Sunday , 27 March , 2022

Providing a reliable product and user experience require robust application metrics monitoring. However, it is challenging to efficiently monitor your apps, and it’s even more challenging if your apps have transitioned from monolithic to microservices.

Back in 2015, Tom Wilkie introduced the RED technique as a monitoring methodology based on what he learned while working at Google. The main reason behind developing RED was prior monitoring philosophies and approaches, such as the USE method, which did not completely meet the objectives of software companies and modern software architectures.

The primary goal of the RED technique is to ensure that the software application functions properly for the end-users. Hardware measurements aren’t nearly as relevant in the present era of microservice architectures and cloud infrastructure as long as your service level objectives (SLOs) are being addressed.

RED stands for rate, errors, and duration. These are the three essential metrics you should monitor for each service in your architecture:

* Rate (The number of requests the service is handling per second)
* Errors (The number of those requests that are failing)
* Duration (The amount of time those requests take)

Using those three metrics, you get a solid understanding of how your services are performing. The number of requests your service is handling per second provides a baseline for how much traffic is directed to your service. On the other hand, the percent of those requests resulting in errors indicates whether or not a service is operating within your SLO. Finally, the amount of time those requests take provides insight into the user experience of your application.

Benefits of the RED method:

1. Lessen the time & effort needed to determine service issues:
RED makes it simple to understand what’s wrong in any service and how to repair it, even if the service you’re attempting to solve is essentially a black box that you don’t understand its internals. You may analyze telemetry data, identify the best course of action to improve the user experience. Taking into consideration that the same measurements are utilized for all services, training time and service-specific expertise are reduced.

2. Aligning with the company objectives:
App users are less concerned with an app’s infrastructure, memory use, CPU utilization, or any other hardware metrics; instead, they are more concerned with error messages they may encounter when using your app, app load time,…etc of issues that may affect their experience while using your app. The RED technique makes it extremely clear when a service is failing to meet your SLO and your users are having a poor experience, thus aligning with your users’ and company’s objectives.

3. Drives standardization and consistency
Using RED for monitoring allows you and your team to be consistent in how you monitor any service since everyone will be looking at the same measure. When building dashboards, they can have the same look and feel, independent of the service being monitored. Thus making it much easier working as a team.

4. Helps with automation
Because all services are considered the same, using RED simplifies and secures the automation of repetitive processes. In addition, since the same three metrics are utilized across services, you can also standardize things like dashboard design.

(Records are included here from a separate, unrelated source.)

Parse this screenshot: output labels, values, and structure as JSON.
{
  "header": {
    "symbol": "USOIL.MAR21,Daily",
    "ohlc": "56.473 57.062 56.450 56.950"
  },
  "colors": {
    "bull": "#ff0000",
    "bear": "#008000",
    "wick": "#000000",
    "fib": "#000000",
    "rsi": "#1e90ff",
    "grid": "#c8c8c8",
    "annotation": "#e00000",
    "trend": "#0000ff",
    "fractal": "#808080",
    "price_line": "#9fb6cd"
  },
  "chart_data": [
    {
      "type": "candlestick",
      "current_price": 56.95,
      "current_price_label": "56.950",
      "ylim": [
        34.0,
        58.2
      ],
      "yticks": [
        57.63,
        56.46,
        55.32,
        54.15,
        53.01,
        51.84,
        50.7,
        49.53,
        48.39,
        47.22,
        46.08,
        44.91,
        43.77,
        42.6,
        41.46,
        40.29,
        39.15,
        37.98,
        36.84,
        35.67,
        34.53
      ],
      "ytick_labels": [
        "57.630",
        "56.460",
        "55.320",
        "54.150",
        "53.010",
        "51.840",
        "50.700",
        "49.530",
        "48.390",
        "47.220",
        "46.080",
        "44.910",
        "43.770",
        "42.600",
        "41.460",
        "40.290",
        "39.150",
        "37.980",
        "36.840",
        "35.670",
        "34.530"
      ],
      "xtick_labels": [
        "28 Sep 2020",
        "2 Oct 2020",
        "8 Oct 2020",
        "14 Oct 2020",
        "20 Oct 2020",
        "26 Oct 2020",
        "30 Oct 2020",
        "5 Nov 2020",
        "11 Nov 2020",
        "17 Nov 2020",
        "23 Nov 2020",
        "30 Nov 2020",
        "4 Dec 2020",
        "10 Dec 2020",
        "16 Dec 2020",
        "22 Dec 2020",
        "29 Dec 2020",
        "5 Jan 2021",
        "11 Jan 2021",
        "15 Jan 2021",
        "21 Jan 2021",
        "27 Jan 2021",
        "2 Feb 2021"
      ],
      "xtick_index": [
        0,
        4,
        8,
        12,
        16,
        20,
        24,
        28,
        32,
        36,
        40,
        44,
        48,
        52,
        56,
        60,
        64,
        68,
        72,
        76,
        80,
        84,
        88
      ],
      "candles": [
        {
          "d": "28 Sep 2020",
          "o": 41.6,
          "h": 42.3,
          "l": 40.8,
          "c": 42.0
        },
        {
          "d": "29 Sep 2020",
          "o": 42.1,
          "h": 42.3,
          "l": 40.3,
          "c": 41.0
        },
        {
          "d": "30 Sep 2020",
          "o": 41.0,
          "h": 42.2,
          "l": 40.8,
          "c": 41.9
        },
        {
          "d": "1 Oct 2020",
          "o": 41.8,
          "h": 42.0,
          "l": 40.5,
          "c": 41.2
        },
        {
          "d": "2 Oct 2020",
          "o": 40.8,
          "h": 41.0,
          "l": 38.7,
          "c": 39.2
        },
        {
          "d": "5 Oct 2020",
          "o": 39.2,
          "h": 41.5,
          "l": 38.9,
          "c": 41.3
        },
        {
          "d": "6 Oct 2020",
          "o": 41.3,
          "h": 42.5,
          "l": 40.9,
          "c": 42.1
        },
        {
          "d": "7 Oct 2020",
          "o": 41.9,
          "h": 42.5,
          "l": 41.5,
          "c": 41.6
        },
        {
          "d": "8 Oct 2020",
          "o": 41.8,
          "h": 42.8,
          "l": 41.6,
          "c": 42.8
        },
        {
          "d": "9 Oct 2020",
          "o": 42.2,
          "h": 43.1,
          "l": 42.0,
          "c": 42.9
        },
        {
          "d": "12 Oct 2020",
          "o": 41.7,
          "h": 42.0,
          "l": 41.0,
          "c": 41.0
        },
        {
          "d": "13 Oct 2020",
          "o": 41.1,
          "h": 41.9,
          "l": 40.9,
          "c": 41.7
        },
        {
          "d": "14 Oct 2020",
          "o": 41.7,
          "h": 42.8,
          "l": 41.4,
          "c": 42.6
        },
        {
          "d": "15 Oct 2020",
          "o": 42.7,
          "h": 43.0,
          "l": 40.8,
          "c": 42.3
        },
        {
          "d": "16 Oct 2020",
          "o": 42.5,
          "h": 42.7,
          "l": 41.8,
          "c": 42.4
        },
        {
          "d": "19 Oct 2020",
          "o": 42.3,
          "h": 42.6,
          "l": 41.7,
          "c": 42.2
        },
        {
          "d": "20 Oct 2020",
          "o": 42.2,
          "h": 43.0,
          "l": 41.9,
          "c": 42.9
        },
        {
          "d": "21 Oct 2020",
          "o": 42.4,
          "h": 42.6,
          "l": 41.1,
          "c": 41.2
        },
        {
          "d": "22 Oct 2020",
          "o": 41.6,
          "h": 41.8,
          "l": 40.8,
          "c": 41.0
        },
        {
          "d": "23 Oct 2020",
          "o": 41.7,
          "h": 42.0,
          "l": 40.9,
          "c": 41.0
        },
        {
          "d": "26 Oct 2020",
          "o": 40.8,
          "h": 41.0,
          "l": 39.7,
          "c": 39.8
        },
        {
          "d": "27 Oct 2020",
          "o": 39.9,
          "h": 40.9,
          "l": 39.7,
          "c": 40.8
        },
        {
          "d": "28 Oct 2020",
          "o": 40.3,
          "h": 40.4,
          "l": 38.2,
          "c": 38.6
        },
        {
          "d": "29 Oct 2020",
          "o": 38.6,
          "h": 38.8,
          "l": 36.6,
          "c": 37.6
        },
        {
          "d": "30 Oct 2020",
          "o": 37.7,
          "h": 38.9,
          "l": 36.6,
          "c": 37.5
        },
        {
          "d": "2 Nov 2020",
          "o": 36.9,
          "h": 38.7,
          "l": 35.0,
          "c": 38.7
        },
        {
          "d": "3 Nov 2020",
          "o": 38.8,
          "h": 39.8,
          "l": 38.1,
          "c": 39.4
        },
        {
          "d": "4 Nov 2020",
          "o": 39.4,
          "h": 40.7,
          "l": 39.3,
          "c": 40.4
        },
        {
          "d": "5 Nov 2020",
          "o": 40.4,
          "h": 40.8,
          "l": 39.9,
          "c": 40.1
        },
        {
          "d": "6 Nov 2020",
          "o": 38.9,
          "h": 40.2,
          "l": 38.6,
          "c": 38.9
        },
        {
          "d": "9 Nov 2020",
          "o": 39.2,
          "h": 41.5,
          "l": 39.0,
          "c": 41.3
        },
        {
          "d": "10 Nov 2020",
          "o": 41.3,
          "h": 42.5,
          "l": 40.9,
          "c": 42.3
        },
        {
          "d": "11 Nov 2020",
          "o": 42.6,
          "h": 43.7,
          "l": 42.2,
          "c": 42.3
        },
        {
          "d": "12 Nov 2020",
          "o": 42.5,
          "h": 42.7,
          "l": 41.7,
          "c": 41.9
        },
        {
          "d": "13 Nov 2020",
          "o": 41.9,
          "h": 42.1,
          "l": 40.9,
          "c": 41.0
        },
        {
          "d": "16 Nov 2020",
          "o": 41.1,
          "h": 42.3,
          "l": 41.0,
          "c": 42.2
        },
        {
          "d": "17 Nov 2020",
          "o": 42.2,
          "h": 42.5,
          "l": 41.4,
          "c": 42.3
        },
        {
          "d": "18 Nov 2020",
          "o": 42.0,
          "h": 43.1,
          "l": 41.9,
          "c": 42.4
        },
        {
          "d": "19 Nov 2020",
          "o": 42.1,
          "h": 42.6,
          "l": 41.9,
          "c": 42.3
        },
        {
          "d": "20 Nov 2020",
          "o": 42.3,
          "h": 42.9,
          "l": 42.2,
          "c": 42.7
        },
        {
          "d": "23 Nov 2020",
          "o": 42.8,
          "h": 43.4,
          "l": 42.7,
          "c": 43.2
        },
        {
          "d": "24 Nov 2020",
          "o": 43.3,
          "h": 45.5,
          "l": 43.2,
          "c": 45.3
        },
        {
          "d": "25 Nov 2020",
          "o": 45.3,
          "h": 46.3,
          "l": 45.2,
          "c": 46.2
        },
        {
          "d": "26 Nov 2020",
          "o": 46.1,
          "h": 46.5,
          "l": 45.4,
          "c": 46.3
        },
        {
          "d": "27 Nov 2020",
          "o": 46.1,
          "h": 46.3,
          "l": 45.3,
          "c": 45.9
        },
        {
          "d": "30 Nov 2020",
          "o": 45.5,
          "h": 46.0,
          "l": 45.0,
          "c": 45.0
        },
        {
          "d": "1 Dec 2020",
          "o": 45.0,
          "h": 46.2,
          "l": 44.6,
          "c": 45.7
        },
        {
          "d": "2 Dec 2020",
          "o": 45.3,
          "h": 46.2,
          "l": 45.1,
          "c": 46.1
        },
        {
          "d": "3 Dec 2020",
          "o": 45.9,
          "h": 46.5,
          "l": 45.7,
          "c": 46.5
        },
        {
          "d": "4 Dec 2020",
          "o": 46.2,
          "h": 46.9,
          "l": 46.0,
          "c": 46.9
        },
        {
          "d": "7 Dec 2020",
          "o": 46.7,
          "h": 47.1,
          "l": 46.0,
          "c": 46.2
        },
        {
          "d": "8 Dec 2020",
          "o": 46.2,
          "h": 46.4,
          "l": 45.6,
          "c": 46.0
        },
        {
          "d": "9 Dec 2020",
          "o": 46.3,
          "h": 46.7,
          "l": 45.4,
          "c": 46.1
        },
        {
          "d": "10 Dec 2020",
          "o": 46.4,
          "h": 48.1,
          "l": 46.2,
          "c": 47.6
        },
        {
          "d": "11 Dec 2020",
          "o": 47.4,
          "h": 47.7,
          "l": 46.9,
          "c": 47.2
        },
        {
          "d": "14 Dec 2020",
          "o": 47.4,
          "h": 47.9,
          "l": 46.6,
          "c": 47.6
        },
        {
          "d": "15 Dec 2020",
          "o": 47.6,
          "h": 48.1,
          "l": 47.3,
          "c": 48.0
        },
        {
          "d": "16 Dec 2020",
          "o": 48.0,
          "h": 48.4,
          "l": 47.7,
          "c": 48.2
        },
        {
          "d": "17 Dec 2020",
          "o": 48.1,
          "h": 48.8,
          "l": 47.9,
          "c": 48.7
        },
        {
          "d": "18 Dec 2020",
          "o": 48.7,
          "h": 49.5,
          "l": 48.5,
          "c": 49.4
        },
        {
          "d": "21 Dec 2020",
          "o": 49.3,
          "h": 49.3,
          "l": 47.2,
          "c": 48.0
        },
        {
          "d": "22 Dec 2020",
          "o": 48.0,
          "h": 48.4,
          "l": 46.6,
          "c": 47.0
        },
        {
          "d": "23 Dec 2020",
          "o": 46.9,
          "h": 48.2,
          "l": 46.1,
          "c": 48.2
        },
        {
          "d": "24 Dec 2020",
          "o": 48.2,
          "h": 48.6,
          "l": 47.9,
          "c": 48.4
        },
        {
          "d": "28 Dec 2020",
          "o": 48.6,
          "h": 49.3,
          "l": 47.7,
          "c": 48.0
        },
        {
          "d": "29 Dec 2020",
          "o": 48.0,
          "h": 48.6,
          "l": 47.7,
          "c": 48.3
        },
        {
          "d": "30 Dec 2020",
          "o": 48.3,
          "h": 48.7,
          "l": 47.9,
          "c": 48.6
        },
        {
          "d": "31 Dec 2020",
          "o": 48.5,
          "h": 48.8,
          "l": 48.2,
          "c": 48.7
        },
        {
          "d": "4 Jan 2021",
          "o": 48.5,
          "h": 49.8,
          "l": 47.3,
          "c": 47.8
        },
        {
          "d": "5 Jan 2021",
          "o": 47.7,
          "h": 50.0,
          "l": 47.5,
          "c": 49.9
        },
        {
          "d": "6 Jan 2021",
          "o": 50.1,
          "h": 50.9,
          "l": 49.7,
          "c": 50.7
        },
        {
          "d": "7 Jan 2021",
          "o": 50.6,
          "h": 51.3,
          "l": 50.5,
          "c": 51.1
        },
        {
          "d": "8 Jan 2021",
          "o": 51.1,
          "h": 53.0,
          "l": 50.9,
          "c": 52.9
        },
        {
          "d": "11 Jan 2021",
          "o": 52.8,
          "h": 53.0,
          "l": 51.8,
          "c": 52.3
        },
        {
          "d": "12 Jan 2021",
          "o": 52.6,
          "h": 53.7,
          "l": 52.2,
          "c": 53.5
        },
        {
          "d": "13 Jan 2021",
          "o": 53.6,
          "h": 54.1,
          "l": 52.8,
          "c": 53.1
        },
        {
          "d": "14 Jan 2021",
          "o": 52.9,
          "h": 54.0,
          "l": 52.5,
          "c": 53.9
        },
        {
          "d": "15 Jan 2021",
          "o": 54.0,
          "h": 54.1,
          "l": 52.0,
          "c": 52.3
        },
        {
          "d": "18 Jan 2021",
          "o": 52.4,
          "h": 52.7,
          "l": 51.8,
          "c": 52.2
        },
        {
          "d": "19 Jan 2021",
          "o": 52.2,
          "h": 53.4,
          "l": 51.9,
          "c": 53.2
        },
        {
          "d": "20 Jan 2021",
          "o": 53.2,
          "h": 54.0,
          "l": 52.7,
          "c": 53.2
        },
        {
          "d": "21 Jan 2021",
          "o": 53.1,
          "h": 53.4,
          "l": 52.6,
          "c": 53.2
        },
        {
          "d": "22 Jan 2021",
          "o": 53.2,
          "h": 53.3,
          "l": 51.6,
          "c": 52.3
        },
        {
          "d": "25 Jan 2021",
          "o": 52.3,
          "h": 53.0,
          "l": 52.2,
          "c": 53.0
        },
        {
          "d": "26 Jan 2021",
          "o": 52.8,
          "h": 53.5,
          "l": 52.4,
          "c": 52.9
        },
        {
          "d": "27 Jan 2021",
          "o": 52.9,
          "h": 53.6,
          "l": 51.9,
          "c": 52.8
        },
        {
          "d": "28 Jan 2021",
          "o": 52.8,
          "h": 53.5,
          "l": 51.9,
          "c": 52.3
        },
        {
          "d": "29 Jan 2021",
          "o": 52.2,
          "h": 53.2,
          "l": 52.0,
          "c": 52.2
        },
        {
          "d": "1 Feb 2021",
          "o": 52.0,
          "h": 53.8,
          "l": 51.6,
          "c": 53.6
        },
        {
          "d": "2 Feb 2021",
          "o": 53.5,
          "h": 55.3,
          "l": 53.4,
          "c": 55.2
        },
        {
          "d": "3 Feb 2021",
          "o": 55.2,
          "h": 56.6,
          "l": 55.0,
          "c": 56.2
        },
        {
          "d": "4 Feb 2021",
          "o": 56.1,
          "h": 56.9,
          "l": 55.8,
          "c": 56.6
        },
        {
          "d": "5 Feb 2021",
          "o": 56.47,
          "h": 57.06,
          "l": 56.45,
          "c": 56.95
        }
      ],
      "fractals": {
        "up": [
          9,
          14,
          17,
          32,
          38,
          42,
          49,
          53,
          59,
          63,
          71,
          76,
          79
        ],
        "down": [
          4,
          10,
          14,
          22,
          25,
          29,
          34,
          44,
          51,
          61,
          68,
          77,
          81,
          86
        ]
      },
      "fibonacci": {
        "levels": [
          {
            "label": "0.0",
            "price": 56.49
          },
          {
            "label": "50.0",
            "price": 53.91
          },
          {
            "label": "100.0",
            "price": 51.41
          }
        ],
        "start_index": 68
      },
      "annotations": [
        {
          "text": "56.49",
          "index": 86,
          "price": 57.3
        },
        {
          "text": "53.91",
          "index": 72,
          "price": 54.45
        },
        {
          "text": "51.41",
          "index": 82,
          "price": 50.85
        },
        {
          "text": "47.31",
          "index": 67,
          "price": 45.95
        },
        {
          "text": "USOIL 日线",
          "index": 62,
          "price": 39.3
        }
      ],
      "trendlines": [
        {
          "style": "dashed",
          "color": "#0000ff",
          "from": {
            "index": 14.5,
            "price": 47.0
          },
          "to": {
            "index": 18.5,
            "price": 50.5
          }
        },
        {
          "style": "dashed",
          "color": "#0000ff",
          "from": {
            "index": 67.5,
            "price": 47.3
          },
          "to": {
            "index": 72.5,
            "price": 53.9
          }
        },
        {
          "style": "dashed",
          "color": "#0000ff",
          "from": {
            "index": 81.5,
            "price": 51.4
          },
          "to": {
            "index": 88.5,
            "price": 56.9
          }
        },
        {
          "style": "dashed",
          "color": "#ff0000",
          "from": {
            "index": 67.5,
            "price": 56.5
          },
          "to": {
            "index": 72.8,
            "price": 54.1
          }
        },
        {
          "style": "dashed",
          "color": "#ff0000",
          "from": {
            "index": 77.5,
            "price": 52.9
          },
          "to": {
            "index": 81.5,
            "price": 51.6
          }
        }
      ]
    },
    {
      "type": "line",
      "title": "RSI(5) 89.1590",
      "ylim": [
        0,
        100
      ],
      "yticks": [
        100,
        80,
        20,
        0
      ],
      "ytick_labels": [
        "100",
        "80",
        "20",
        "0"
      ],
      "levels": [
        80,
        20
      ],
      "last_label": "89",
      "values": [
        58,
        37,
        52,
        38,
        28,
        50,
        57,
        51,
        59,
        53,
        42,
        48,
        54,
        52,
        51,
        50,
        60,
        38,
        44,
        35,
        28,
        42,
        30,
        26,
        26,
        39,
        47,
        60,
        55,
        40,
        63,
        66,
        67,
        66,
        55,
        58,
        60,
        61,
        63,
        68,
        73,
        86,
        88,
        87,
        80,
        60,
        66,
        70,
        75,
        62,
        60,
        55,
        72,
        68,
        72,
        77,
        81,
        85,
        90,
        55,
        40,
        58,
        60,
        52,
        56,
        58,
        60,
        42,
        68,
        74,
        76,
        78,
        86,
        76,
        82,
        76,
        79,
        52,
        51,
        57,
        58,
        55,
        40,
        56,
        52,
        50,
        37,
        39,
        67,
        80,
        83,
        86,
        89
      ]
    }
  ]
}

Limitations of the RED method:

* Since the RED approach was primarily intended for request-driven applications, it may not give the necessary information for use cases such as batch processing or streaming.

* The external perspective of RED may make it difficult to determine how near a service is to failure. A modest increase in traffic may cause your response time to lengthen, and you may not have internal application analytics to explain why.

* Using the RED technique means that your measurements might be interpreted differently based on a variety of circumstances, thus it does need careful planning.